Menu
in ,

Indonesia-OECD Sepakati JWP, Dorong Kepatuhan Pajak

Pajak.com, Bali – Indonesia dan Organisation for Economic Co-operation and Development (OECD) resmi menyepakati Joint Work Programme (JWP) 2022-2025. Kesepakatan ini akan berfokus pada beberapa isu prioritas, salah satunya terkait peningkatan kepatuhan pajak. Penandatanganan yang dilakukan oleh Menteri Keuangan Sri Mulyani Indrawati dan Sekretaris Jenderal OECD Mathias Cormann ini merupakan rangkaian dari Pertemuan Tingkat Deputi (Finance and Central Bank Deputies/FCBD Meeting) dan Pertemuan Tingkat Menteri (Finance Ministers and Central Bank Governors/FMCBG Meeting) ketiga di Nusa Dua, Bali.

“Melalui kerja sama dengan Indonesia tersebut, OECD akan meningkatkan kapasitas dalam mendiseminasikan standar kebijakan ke lebih banyak negara, meliputi kepatuhan pajak, kebijakan makroekonomi, investasi, sumber daya manusia, serta pembangunan berkelanjutan,” ungkap Cormann dalam keterangan tertulis yang diterima Pajak.com (15/7).

Melalui JWP 2022-2025 ini, OECD akan membantu Indonesia dalam mengimplementasikan Rencana Pembangunan Jangka Menengah Nasional (RPJMN) 2020-2025; memulihkan perekonomian nasional; serta membantu Indonesia dalam memenuhi standar-standar yang ditetapkan OECD, salah satunya terkait konsensus pajak global.

Penandatanganan JWP bukan pertama kalinya untuk Indonesia dan OECD. JWP pertama dilakukan pada tahun 2015-2016, yang telah membawa hasil yang signifikan, khususnya di bidang tata kelola yang baik. Sementara di periode 2017-2018, JWP berfokus pada reformasi iklim usaha dan pertumbuhan dinamis, kebijakan sosial dan pertumbuhan inklusif, tata kelola pemerintahan yang baik, serta pertumbuhan hijau.

Cormann menilai, JWP juga membantu Indonesia dalam menerapkan komitmennya di bawah Agenda Pembangunan Berkelanjutan 2030. Sehingga JWP kali ini juga akan mendukung Indonesia dalam mendorong reformasi kebijakan sesuai agenda prioritas pemerintah pada mencapai pemulihan yang resilien dan berkelanjutan dari krisis pandemi COVID-19 dan mendekatkan pada standar kebijakan dan praktik OECD.

“Kerja sama dengan Indonesia melalui JWP pada tahun-tahun sebelumnya telah memperkuat reformasi kebijakan domestik dan menyelaraskan kebijakan pemerintah dengan standar OECD,” tambah Cormann.
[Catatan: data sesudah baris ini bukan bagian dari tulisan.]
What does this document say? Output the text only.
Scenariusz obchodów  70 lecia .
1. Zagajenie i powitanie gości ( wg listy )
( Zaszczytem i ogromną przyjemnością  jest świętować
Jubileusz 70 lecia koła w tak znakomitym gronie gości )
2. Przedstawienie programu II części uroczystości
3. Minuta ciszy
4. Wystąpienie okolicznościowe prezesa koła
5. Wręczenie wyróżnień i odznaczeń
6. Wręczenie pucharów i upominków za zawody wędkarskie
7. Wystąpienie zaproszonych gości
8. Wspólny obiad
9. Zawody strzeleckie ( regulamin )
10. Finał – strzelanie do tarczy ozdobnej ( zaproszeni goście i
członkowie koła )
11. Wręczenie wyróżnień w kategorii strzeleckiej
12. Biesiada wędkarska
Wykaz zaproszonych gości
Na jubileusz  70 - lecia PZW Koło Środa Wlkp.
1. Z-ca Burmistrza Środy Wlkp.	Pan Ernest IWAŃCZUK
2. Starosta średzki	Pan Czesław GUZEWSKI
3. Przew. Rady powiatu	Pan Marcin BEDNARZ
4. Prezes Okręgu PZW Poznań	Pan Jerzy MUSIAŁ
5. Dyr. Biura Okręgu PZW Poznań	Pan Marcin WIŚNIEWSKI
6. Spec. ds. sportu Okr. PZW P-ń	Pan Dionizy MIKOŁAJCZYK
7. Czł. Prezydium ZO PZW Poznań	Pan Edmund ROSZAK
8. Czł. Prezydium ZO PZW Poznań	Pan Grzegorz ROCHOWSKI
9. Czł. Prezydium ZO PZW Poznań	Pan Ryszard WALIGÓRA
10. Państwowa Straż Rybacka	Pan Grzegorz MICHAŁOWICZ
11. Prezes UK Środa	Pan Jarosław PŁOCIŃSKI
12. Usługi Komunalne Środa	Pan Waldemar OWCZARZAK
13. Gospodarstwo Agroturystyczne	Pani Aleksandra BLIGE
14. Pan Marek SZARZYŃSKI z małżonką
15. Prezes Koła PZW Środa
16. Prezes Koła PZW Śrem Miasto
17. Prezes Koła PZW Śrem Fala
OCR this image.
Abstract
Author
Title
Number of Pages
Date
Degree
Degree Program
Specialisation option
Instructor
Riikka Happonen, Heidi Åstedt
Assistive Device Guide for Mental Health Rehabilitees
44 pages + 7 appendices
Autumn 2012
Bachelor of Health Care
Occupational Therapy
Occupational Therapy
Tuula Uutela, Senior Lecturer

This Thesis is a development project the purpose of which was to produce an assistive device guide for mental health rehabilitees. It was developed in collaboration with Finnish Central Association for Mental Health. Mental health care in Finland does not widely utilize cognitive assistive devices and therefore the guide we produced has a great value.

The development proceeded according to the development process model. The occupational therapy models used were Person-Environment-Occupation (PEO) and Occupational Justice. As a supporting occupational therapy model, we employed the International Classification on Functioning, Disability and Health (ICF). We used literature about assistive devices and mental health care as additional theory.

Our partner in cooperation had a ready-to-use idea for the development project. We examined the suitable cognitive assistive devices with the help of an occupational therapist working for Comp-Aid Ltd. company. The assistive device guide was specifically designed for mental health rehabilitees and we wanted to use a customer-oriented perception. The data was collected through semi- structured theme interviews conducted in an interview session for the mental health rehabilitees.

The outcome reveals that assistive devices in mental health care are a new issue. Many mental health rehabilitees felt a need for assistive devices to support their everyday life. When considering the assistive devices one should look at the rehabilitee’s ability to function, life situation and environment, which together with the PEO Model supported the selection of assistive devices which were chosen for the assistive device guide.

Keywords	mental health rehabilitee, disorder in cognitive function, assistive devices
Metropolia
Sri Mulyani mengungkapkan, Indonesia merupakan salah satu mitra strategis OECD pertama yang menandatangani Perjanjian Kerangka Kerja Sama pada tahun 2012. Sehingga Indonesia turut serta dalam 11 badan yang berada dalam naungan OECD. Sementara, kerja sama antara Indonesia dan OECD sudah berjalan sejak 2007. Kala itu, OECD resmi menetapkan Indonesia, Brasil, Tiongkok, India, dan Afrika Selatan sebagai mitra strategis. Sejak saat itu cakupan kerja sama Indonesia dan OECD meliputi kebijakan perpajakan, makroekonomi, dan tata kelola pemerintahan yang lebih baik.

“Indonesia merupakan negara mitra strategis OECD yang selama ini berperan sebagai penggerak penting untuk meningkatkan kerja sama yang lebih jauh, termasuk dilaksanakannya peluncuran Program Regional Asia Tenggara pada tahun 2014 untuk mendukung kawasan ASEAN dalam prioritas domestik, reformasi kebijakan, dan upaya integrasi regional yang pada akhirnya memunculkan Cetak Biru Masyarakat Ekonomi ASEAN (ASEAN Economic Blueprint),” ungkap Sri Mulyani.

Selain itu, Indonesia bersama negara anggota G20 lain juga memberi mandat kepada OECD untuk mengatasi tantangan perpajakan yang muncul dari digitalisasi ekonomi, yang pada akhirnya menjadi 15 Base Erosion and Profit Shifting (BEPS) Action Plan.

“Indonesia juga tergabung dalam BEPS Inclusive Framework dan telah menyatakan persetujuan untuk bergabung dalam upaya multilateral melawan penggerusan basis pajak dan pergeseran laba melalui konsensus two-pillar solution to address the tax challenges arising from the digitalisation of the economy, termasuk pajak minimum 15 persen,” ujar Sri Mulyani.